When discussing this post with a colleague, he questioned the need for additional research on the life cycle climate impacts of LNG. From the perspective of the moral imperative of limiting fossil fuel expansion to levels that are consistent with the Paris Agreement, I contend that such additional research is likely irrelevant because we already know that natural gas has higher life cycle greenhouse gas emissions than other low-carbon energy sources. However, the Biden administration requires quantitative analysis to support potential decisions on new LNG terminal approvals, where additional scrutiny holds value. After a decade of evaluating methane emissions from U.S. natural gas production, researchers have identified substantial variability in emissions from natural gas-producing basins in the U.S. This variability could affect the marginal impact of each cubic feet of LNG used to displace coal, potentially reducing the climate benefits touted by proponents of new LNG terminals. Unfortunately, current global energy system modeling tools lack the capacity to consider the heterogeneity in life cycle emissions for all natural gas units. Such tools could include detailed supply curves for LNG coupled with estimates of respective life cycle greenhouse emissions. Thus, delaying approval decisions provides the government with the time needed to develop tools supporting a final determination.  

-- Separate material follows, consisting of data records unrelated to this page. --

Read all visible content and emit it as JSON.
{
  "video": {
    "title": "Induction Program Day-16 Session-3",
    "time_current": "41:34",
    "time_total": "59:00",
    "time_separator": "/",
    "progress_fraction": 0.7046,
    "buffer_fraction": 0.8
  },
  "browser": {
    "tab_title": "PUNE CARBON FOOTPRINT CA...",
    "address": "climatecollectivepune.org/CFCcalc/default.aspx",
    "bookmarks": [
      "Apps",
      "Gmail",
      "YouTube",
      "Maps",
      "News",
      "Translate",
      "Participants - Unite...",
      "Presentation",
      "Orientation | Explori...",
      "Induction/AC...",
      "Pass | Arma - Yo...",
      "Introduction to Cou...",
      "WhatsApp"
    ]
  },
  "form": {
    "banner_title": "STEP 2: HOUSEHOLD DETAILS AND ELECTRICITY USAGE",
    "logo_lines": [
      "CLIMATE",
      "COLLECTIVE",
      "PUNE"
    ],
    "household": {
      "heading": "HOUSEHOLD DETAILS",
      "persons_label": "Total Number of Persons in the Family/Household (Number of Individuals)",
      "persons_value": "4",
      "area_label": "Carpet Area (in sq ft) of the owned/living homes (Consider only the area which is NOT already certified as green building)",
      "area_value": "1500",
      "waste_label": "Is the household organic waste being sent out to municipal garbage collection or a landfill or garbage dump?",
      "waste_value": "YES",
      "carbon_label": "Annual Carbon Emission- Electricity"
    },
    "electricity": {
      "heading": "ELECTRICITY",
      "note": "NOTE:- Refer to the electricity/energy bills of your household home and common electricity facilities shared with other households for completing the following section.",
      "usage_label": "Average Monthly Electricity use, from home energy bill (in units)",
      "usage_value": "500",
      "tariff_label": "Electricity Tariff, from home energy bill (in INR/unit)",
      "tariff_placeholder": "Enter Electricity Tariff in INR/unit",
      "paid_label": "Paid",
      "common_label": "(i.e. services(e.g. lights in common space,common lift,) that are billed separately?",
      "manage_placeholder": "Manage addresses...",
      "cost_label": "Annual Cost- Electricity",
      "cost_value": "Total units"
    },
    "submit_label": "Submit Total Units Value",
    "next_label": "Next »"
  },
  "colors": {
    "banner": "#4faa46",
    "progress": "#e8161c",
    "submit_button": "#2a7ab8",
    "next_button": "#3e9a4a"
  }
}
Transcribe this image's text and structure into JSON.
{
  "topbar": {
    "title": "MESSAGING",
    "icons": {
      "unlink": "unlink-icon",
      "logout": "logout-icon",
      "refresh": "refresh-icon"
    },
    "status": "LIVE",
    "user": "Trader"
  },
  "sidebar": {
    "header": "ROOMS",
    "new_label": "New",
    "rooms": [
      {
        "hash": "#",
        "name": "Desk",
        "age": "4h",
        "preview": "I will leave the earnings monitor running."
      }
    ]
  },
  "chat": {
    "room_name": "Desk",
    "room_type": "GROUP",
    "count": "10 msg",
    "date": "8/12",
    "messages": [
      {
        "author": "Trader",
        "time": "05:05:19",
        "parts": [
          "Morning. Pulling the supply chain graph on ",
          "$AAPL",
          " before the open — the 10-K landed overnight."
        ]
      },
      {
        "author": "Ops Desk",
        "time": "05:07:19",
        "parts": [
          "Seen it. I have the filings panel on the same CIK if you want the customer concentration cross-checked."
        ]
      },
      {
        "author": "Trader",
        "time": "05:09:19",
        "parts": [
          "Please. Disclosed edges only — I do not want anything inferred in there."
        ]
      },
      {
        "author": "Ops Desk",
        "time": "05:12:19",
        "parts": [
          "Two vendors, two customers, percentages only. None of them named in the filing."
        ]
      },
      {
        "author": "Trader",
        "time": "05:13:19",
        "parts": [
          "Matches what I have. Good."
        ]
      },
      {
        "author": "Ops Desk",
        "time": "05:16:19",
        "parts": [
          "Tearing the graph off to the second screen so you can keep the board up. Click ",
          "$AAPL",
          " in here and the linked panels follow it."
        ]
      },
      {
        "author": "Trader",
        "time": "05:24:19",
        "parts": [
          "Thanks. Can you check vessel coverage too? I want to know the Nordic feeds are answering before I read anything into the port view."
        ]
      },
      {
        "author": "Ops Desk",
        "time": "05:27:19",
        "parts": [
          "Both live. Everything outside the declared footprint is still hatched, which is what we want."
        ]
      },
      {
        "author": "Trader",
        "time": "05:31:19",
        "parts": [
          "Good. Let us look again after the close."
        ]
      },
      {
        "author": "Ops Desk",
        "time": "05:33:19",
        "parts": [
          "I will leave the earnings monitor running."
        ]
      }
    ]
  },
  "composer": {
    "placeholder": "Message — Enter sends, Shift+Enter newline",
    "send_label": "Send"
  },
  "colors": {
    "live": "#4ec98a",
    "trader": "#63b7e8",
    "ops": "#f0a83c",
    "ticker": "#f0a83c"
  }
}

In the context of my research, I am particularly interested in other critical questions about LNG that merit further analysis. With the U.S. set to be capable of exporting over 20 billion cubic feet of natural gas per day by 2027, understanding the "best use" of such LNG becomes crucial—is it for power generation (unlikely) or possibly for steel production? It's also important to remember that any use of natural gas in line with the Paris Agreement will require carbon dioxide removal (CDR). However, technologies facilitating CDR, such as direct air capture and biomass energy with carbon capture and sequestration, are still in their early stages of development. More research and investments are crucial to ensure CDR technologies are available by the middle of the century. These issues are the ones that inform my work at the Open Energy Outlook Initiative

I first started doing research on the climate impacts of natural gas and LNG infrastructure in 2005, a time when the prevailing narrative labeled natural gas as a 'bridge fuel' to a cleaner energy system. Almost two decades later, it has become increasingly evident that we must move beyond the notion of natural gas as a transitional solution, particularly in power generation. The metaphorical 'bridge,' originally designed to guide us toward a destination, has been our trajectory for over a decade. Thus, it is imperative to step away from this metaphorical bridge. While natural gas will persist in the global energy mix, it should no longer be considered a bridge fuel. Moreover, a substantial increase in global natural gas consumption beyond current levels is likely to hinder our progress towards achieving global net-zero emissions by the middle of the century — a compelling reason to accelerate towards the path of net zero, leaving the metaphorical bridge behind in the rearview mirror.

[1]The proposed Venture Global LNG's Calcasieu Pass 2 (CP2) project, for which approval has now been delayed would have an export capacity close to 4 billion cubic feet per day.